In his first public statement since his ouster, Mubarak said in an emotional prerecorded speech this month that he amassed no great wealth during his 30 years in power. He claimed to have a single bank account in all the world—in an Egyptian bank. “I was hurt very much, and I am still hurting—my family and I—from the unjust campaigns against us and false allegations that aim to smear my reputation,” he said.

The statement appeared timed to the disclosure that prosecutors planned to question Mubarak and his family over allegations of corruption and abuse of power, including the murder and torture of antigovernment demonstrators during last winter’s uprising. The sons, Gamal and Alaa, both wealthy businessmen, were taken into custody in Sharm al-Sheikh last week and flown to Cairo, where they were jailed.

Egyptian news reports suggest that Mubarak’s free-spending sons have been at each other’s throats since their father’s fall, blaming each other for creating the public image of the family as corrupt and decadent.

Prosecutors are focusing on Mubarak’s ties to developers in Sharm al-Sheikh, especially Hussein Salem, an Egyptian spy turned businessman in his early 80s who is one of Mubarak’s closest friends. Salem is known as the “godfather of Sharm al-Sheikh” because of his early investments in hotels and housing developments in the southern Sinai. Prosecutors are expected to focus on the 2005 gas deal with Israel and why Mubarak handed the billion-dollar contract to Salem, whose whereabouts are a mystery, fitting for a shadowy former Egyptian intelligence officer and global arms trafficker. (He shelled out $3 million to the Justice Department in 1983 to settle criminal charges that he overbilled the Pentagon on weapons shipments to Egypt.)

Salem was reported to have fled Egypt for Dubai, and then Switzerland, days ahead of Mubarak’s fall. A friend of Mubarak’s since at least the 1960s, he is seen in Egyptian business circles as the Mubarak family’s investment adviser and “fixer.” The authoritative newspaper Al-Ahram reported last month that Salem’s personal assets in the country were frozen because of allegations of corruption. Spokesmen for Salem did not respond to requests for comment from NEWSWEEK.

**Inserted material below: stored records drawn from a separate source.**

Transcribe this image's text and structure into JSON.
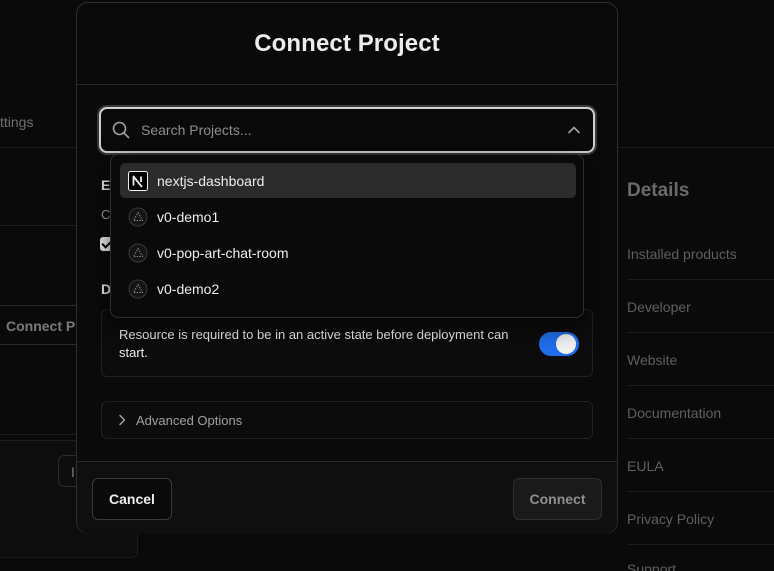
{
  "background": {
    "tab_label": "ttings",
    "connect_label": "Connect Pr",
    "small_btn_label": "I",
    "details": {
      "title": "Details",
      "items": [
        "Installed products",
        "Developer",
        "Website",
        "Documentation",
        "EULA",
        "Privacy Policy",
        "Support"
      ]
    }
  },
  "modal": {
    "title": "Connect Project",
    "search": {
      "placeholder": "Search Projects...",
      "value": ""
    },
    "under": {
      "env_label": "E",
      "env_text": "C",
      "deploy_label": "D"
    },
    "resource_card": {
      "text": "Resource is required to be in an active state before deployment can start.",
      "toggle_on": true
    },
    "advanced": {
      "label": "Advanced Options"
    },
    "dropdown": {
      "options": [
        {
          "label": "nextjs-dashboard",
          "icon": "nextjs-logo-icon",
          "highlighted": true
        },
        {
          "label": "v0-demo1",
          "icon": "triangle-icon",
          "highlighted": false
        },
        {
          "label": "v0-pop-art-chat-room",
          "icon": "triangle-icon",
          "highlighted": false
        },
        {
          "label": "v0-demo2",
          "icon": "triangle-icon",
          "highlighted": false
        }
      ]
    },
    "footer": {
      "cancel_label": "Cancel",
      "connect_label": "Connect"
    }
  },
  "colors": {
    "accent_toggle": "#1f6feb",
    "background": "#0a0a0a"
  }
}
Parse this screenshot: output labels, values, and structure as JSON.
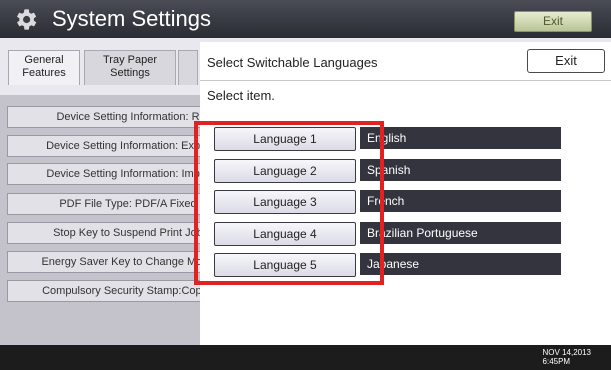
{
  "header": {
    "title": "System Settings",
    "exit_label": "Exit",
    "icon": "gear-icon"
  },
  "tabs": [
    {
      "line1": "General",
      "line2": "Features"
    },
    {
      "line1": "Tray Paper",
      "line2": "Settings"
    }
  ],
  "left_list": {
    "items": [
      "Device Setting Information: R",
      "Device Setting Information: Expor",
      "Device Setting Information: Impor",
      "PDF File Type: PDF/A Fixed",
      "Stop Key to Suspend Print Job",
      "Energy Saver Key to Change Mode",
      "Compulsory Security Stamp:Copier"
    ]
  },
  "dialog": {
    "title": "Select Switchable Languages",
    "exit_label": "Exit",
    "subtitle": "Select item.",
    "languages": [
      {
        "button": "Language 1",
        "value": "English"
      },
      {
        "button": "Language 2",
        "value": "Spanish"
      },
      {
        "button": "Language 3",
        "value": "French"
      },
      {
        "button": "Language 4",
        "value": "Brazilian Portuguese"
      },
      {
        "button": "Language 5",
        "value": "Japanese"
      }
    ]
  },
  "footer": {
    "date": "NOV 14,2013",
    "time": "6:45PM"
  },
  "colors": {
    "highlight": "#e02222",
    "value_bg": "#34343e",
    "header_bg": "#2a2c33"
  }
}
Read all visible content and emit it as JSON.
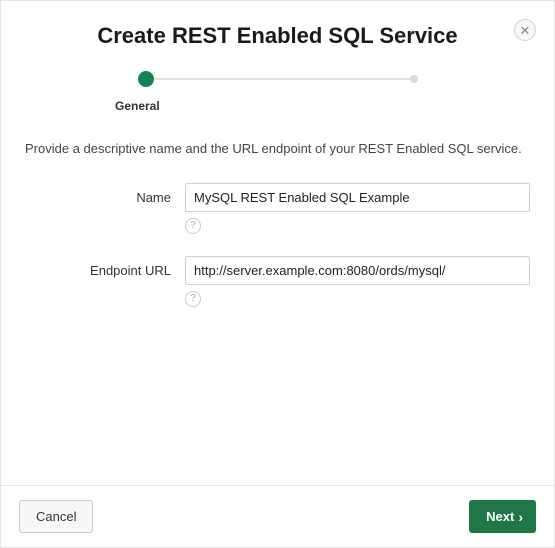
{
  "dialog": {
    "title": "Create REST Enabled SQL Service",
    "close_icon": "✕"
  },
  "wizard": {
    "step_label": "General"
  },
  "form": {
    "description": "Provide a descriptive name and the URL endpoint of your REST Enabled SQL service.",
    "name": {
      "label": "Name",
      "value": "MySQL REST Enabled SQL Example",
      "help_icon": "?"
    },
    "endpoint": {
      "label": "Endpoint URL",
      "value": "http://server.example.com:8080/ords/mysql/",
      "help_icon": "?"
    }
  },
  "footer": {
    "cancel_label": "Cancel",
    "next_label": "Next",
    "next_chevron": "›"
  }
}
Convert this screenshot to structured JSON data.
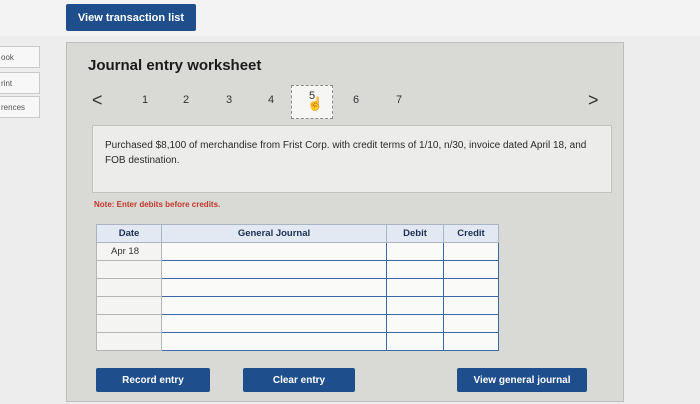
{
  "topbar": {
    "view_transaction_list": "View transaction list"
  },
  "side_tabs": [
    "ook",
    "rint",
    "rences"
  ],
  "worksheet": {
    "title": "Journal entry worksheet",
    "pager": {
      "prev": "<",
      "next": ">",
      "pages": [
        "1",
        "2",
        "3",
        "4",
        "5",
        "6",
        "7"
      ],
      "active_page": "5"
    },
    "description": "Purchased $8,100 of merchandise from Frist Corp. with credit terms of 1/10, n/30, invoice dated April 18, and FOB destination.",
    "note": "Note: Enter debits before credits."
  },
  "journal": {
    "headers": {
      "date": "Date",
      "account": "General Journal",
      "debit": "Debit",
      "credit": "Credit"
    },
    "rows": [
      {
        "date": "Apr 18",
        "account": "",
        "debit": "",
        "credit": ""
      },
      {
        "date": "",
        "account": "",
        "debit": "",
        "credit": ""
      },
      {
        "date": "",
        "account": "",
        "debit": "",
        "credit": ""
      },
      {
        "date": "",
        "account": "",
        "debit": "",
        "credit": ""
      },
      {
        "date": "",
        "account": "",
        "debit": "",
        "credit": ""
      },
      {
        "date": "",
        "account": "",
        "debit": "",
        "credit": ""
      }
    ]
  },
  "buttons": {
    "record_entry": "Record entry",
    "clear_entry": "Clear entry",
    "view_general_journal": "View general journal"
  }
}
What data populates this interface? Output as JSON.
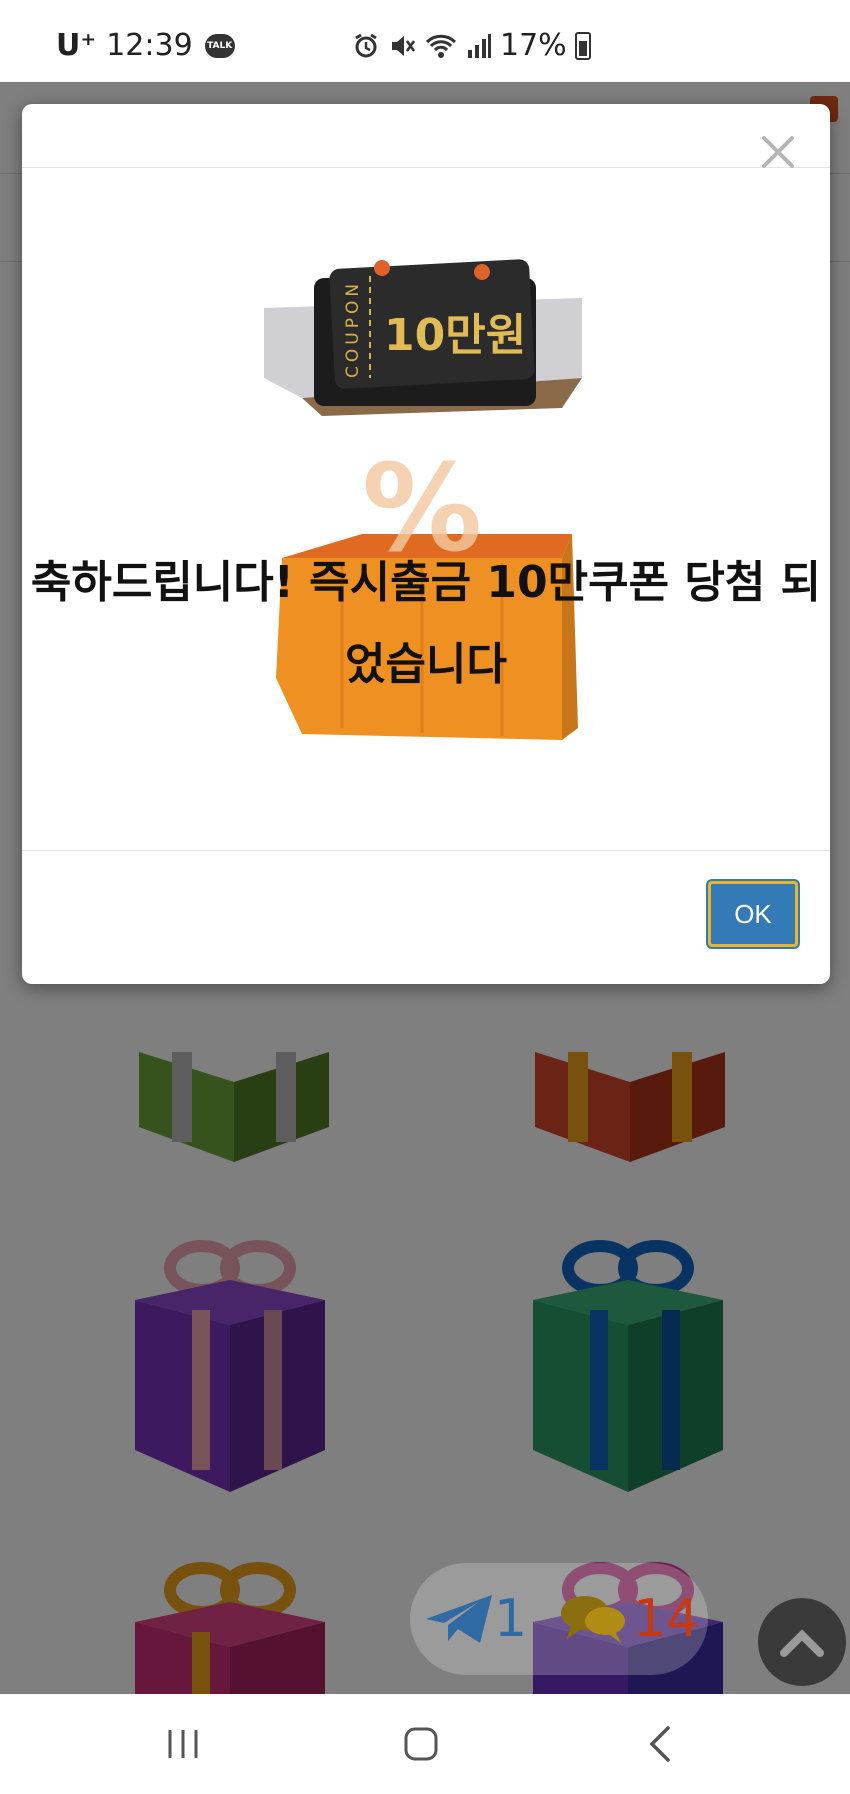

Two Western diplomats who closely follow Egyptian affairs, speaking on condition that they not be identified by name, say that the Mubarak government is widely understood to have sold government land in Sharm al-Sheikh to businessmen like Salem at a tiny fraction of its value. “It was pennies on the dollar,” says one diplomat. “Then Mubarak and his family and their allies would see benefits in return, presumably some kickback or a share of the profits.”

Among diplomats and business leaders in Egypt, there is also suspicion that Mubarak and his extended family somehow profited massively from the gas deal with Israel—an agreement that has been hugely unpopular with much of the Egyptian public, given widespread hostility in the country toward Israel.

Ibrahim Oweiss, an Egyptian-born economist at Georgetown University who ran the Egyptian government’s economic mission to the United States in the 1970s, said in an interview that he was “absolutely suspicious” that a company led by Salem, who had no particular background in the energy business, was the Egyptian partner in the natural-gas deal.

“Everyone knows Hussein Salem’s closeness with Mubarak is unquestionable,” he said. “And the fact that Egypt would agree to this deal when Israel is attacking Gaza day and night? The average Egyptian would be absolutely opposed to this. Someone must be benefiting a great deal from this.”